Он взял билет в Нью-Йорк на шестнадцатое декабря, созвонился с Бартом и попросил его заказать билет из Нью-Йорка в Лос-Анжелес - чем раньше сделан заказ, тем меньше платишь. В ЮСИЭСБИ Растопчина ждали по окончании каникул, в начале января, но Андрей летел "с запасом", намереваясь провести предпраздничные дни в Галите у Барта, а само Рождество встретить вместе с ним, а возможно и вместе с Пэм, в Лас-Вегасе, или, еще лучше, высоко в горах, в Эльдорадо, на Тахо среди роскошных сосен, снега и казино. Финансовую часть путешествия Барт, в основном, брал на себя (аренда коттеджа и ресторан в рождественскую ночь). Проблема могла возникнуть из-за погоды - гололед, снежные за носы, метель в иные дни намертво сковывали движение на горных дорогах.

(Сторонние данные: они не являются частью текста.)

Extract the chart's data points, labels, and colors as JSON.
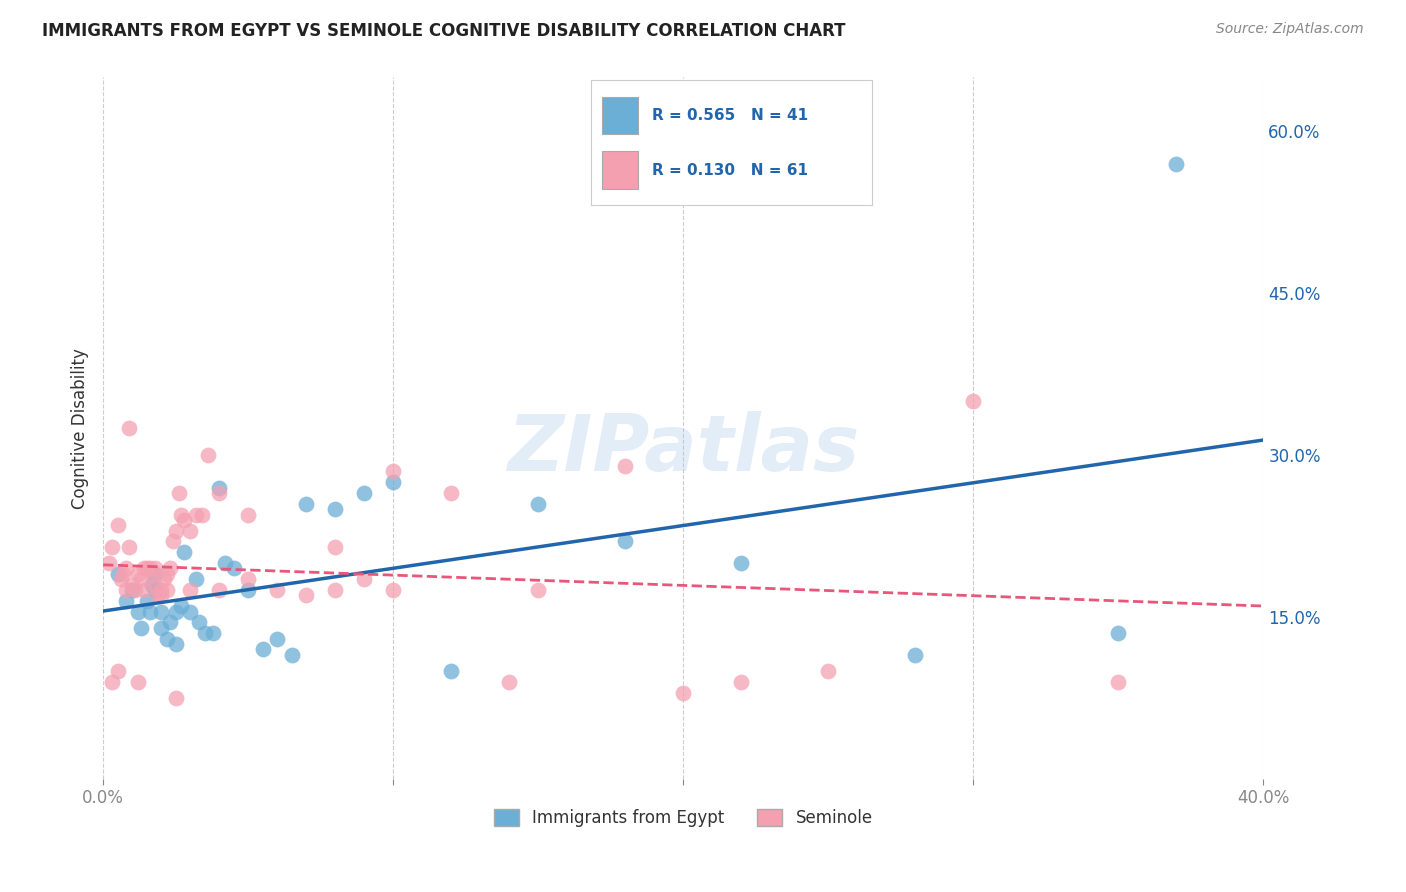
{
  "title": "IMMIGRANTS FROM EGYPT VS SEMINOLE COGNITIVE DISABILITY CORRELATION CHART",
  "source": "Source: ZipAtlas.com",
  "ylabel": "Cognitive Disability",
  "xlim": [
    0.0,
    0.4
  ],
  "ylim": [
    0.0,
    0.65
  ],
  "yticks_right": [
    0.15,
    0.3,
    0.45,
    0.6
  ],
  "ytick_labels_right": [
    "15.0%",
    "30.0%",
    "45.0%",
    "60.0%"
  ],
  "grid_color": "#cccccc",
  "background_color": "#ffffff",
  "blue_color": "#6baed6",
  "pink_color": "#f4a0b0",
  "blue_line_color": "#2166ac",
  "pink_line_color": "#e8567a",
  "legend_R1": "R = 0.565",
  "legend_N1": "N = 41",
  "legend_R2": "R = 0.130",
  "legend_N2": "N = 61",
  "legend_label1": "Immigrants from Egypt",
  "legend_label2": "Seminole",
  "watermark": "ZIPatlas",
  "blue_scatter_x": [
    0.005,
    0.008,
    0.01,
    0.012,
    0.013,
    0.015,
    0.016,
    0.017,
    0.018,
    0.018,
    0.02,
    0.02,
    0.022,
    0.023,
    0.025,
    0.025,
    0.027,
    0.028,
    0.03,
    0.032,
    0.033,
    0.035,
    0.038,
    0.04,
    0.042,
    0.045,
    0.05,
    0.055,
    0.06,
    0.065,
    0.07,
    0.08,
    0.09,
    0.1,
    0.12,
    0.15,
    0.18,
    0.22,
    0.28,
    0.35,
    0.37
  ],
  "blue_scatter_y": [
    0.19,
    0.165,
    0.175,
    0.155,
    0.14,
    0.165,
    0.155,
    0.18,
    0.19,
    0.175,
    0.155,
    0.14,
    0.13,
    0.145,
    0.155,
    0.125,
    0.16,
    0.21,
    0.155,
    0.185,
    0.145,
    0.135,
    0.135,
    0.27,
    0.2,
    0.195,
    0.175,
    0.12,
    0.13,
    0.115,
    0.255,
    0.25,
    0.265,
    0.275,
    0.1,
    0.255,
    0.22,
    0.2,
    0.115,
    0.135,
    0.57
  ],
  "pink_scatter_x": [
    0.002,
    0.003,
    0.005,
    0.006,
    0.007,
    0.008,
    0.009,
    0.01,
    0.011,
    0.012,
    0.013,
    0.014,
    0.015,
    0.016,
    0.017,
    0.018,
    0.019,
    0.02,
    0.021,
    0.022,
    0.023,
    0.024,
    0.025,
    0.026,
    0.027,
    0.028,
    0.03,
    0.032,
    0.034,
    0.036,
    0.04,
    0.05,
    0.06,
    0.07,
    0.08,
    0.09,
    0.1,
    0.12,
    0.15,
    0.18,
    0.22,
    0.003,
    0.008,
    0.012,
    0.02,
    0.025,
    0.04,
    0.1,
    0.2,
    0.3,
    0.005,
    0.009,
    0.014,
    0.018,
    0.022,
    0.03,
    0.05,
    0.08,
    0.14,
    0.25,
    0.35
  ],
  "pink_scatter_y": [
    0.2,
    0.215,
    0.235,
    0.185,
    0.19,
    0.195,
    0.215,
    0.18,
    0.175,
    0.19,
    0.185,
    0.195,
    0.195,
    0.195,
    0.19,
    0.195,
    0.17,
    0.175,
    0.185,
    0.19,
    0.195,
    0.22,
    0.23,
    0.265,
    0.245,
    0.24,
    0.23,
    0.245,
    0.245,
    0.3,
    0.265,
    0.245,
    0.175,
    0.17,
    0.175,
    0.185,
    0.285,
    0.265,
    0.175,
    0.29,
    0.09,
    0.09,
    0.175,
    0.09,
    0.17,
    0.075,
    0.175,
    0.175,
    0.08,
    0.35,
    0.1,
    0.325,
    0.175,
    0.18,
    0.175,
    0.175,
    0.185,
    0.215,
    0.09,
    0.1,
    0.09
  ]
}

В материальном плане очередной вояж в Америку должен был принести Андрею одни убытки. Гонорар за те восемь лекций, что Растопчин готовился читать в ЮСИЭСБИ, не покрывал и двух третей расходов на поездку, однако, жить Растопчину предстояло у друзей в Галите (кстати, рядом с Университетом), а, следовательно, стол, дом и автомобиль доставались ему на время пребывания в Калифорнии практически бесплатно. Безусловно, стоило идти на значительные расходы и лететь в Калифорнию поскольку, в случае удачи - то есть успеха у студентов, профессор ЮСИЭСБИ вполне мог оказать Андрею любезность и составить ему протекцию в другом Университете или колледже. Кроме того, Андрей хотел начать поиск издателя своего "Загородного русского дома".
Да, жить в России стало невыносимо. Постсовковые нравы и быт ругали все, и бывшие правые, и бывшие левые, вольно или невольно противопоставляя загаженным обломкам славянской цивилизации ухоженый цветник современного Запада.